Configuring an alert rule
Navigate to Settings → Alerts → Rules and click New alert rule.
Step 1 — Choose scope
Select what the alert monitors:
- Account — Total spend across all clusters
- Cluster — A specific cluster
- Namespace — A specific namespace within a cluster
- Label — A specific label value (e.g.
team=payments)
Step 2 — Set the threshold
Configure the trigger condition for your chosen rule type. For cost spike and budget threshold rules:
- Threshold value — Amount in your account’s display currency, or percentage
- Evaluation period — How often CostPilot evaluates the condition
- Comparison window — For percentage change rules: compare to yesterday, last week, or last month
Step 3 — Set severity
Choose a severity level for alerts fired by this rule:
- Critical — Requires immediate attention
- Warning — Investigate soon
- Info — Informational, no immediate action required
Step 4 — Save and activate
Give the rule a descriptive name and save. Rules activate immediately. Use Dry run to evaluate the rule against current data before enabling it.

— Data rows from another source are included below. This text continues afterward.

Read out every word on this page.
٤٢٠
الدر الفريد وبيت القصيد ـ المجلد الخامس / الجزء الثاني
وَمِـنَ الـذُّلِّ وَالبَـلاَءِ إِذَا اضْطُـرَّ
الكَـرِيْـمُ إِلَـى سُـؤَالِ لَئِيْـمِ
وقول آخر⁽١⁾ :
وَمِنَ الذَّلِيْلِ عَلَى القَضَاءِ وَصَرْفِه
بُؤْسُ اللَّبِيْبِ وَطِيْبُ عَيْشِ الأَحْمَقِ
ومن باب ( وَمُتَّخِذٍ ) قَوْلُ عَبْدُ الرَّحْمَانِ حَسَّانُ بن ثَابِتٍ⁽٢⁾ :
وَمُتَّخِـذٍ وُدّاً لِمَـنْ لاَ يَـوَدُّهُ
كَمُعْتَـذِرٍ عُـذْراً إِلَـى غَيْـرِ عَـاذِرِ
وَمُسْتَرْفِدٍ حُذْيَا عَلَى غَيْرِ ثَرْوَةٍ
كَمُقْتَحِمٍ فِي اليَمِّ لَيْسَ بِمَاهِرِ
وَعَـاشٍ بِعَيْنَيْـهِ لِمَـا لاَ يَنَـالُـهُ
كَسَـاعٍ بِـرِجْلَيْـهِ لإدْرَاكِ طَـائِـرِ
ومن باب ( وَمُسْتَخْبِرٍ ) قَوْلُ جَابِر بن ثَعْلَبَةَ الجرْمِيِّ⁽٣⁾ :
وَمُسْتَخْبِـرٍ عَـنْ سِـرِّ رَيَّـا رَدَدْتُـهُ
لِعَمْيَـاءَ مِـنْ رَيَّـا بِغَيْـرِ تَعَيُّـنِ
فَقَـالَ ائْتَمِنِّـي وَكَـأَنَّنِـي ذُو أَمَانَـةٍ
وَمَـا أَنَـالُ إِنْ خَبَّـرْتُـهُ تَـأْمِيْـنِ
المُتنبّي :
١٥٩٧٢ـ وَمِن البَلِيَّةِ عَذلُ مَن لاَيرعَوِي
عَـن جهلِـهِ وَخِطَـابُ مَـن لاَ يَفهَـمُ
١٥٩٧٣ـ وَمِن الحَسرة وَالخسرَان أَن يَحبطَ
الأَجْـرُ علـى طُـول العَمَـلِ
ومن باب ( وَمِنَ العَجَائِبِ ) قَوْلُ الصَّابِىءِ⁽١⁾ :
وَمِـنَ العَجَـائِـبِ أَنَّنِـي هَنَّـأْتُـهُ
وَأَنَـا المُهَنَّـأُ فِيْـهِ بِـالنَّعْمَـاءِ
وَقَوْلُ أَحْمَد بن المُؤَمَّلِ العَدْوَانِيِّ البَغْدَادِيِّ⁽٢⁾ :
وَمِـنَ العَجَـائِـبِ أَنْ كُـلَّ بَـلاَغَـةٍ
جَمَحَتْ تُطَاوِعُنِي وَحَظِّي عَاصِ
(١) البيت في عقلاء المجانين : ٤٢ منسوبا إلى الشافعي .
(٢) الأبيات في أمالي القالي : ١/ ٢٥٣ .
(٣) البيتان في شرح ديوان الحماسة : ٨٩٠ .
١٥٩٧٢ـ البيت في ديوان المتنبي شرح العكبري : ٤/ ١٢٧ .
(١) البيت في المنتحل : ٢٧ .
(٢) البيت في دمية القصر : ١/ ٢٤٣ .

Viewing and managing fired alerts
The /alerts route provides an operational view of all fired alerts across four tabs:
Overview
A summary dashboard showing alerts fired in the last 24 hours, delivery success rate, active rule count, and unhealthy channel count. A recent alerts timeline gives a quick view of the last 20 fired alerts with one-click acknowledge and resolve actions.
Active
All unresolved alerts that need attention. Each row shows:
- Severity and rule name
- The message that triggered the alert
- Cluster scope (if applicable)
- Time since firing
- Delivery status icons per channel (✓ sent, ✕ failed, ↺ retrying)
Row actions:
- Acknowledge — Mark as seen and under investigation
- Resolve — Mark as resolved
- Retry (on failed delivery rows) — Re-attempt delivery to a specific channel
Expand any row to see the full per-channel delivery detail including error messages.
History
Paginated, filterable list of all fired alerts. Filter by severity, alert status (active / acknowledged / resolved), and cluster. Expand rows to view full delivery attempt detail.
Channel Health
A health card for each configured delivery channel showing:
- 7-day delivery success rate (colour-coded: green ≥ 90%, amber ≥ 70%, red < 70%)
- Total deliveries and failure count
- Time since last successful delivery
Webhook payload
Webhook channel deliveries use an HMAC-SHA256 signed JSON POST. The signature is provided in the X-CostPilot-Signature header (hex-encoded SHA256 HMAC of the raw request body, keyed with your webhook secret).
{
"alert_id": "alrt_01hxyz",
"rule_name": "Production cluster daily budget",
"rule_type": "budget_threshold",
"severity": "critical",
"triggered_at": "2026-02-28T14:23:00Z",
"scope": "cluster",
"scope_value": "prod-eu-1",
"threshold": 4000.00,
"actual_value": 4230.50,
"currency": "EUR",
"message": "Production cluster daily spend is projected to exceed the monthly budget."
}
The currency field reflects your account’s configured display currency (set in Settings → General). Threshold values are stored and delivered in the same currency.
Rate limiting
To protect external services, CostPilot enforces a delivery rate limit of 60 notifications per minute per tenant. Alerts that exceed this limit are marked as failed and will not be automatically retried. You can manually retry failed deliveries from the Active tab.
Delivery guarantees
CostPilot records every delivery attempt per channel with a full audit trail (status, timestamp, error message). Failed deliveries are visible in the alert history and can be retried manually.
Each channel delivery attempt is independent — a failure on one channel does not affect delivery to others.
Start with a daily budget alert on your largest cluster at 110% of your expected daily spend. This catches anomalies without generating noise from normal variance.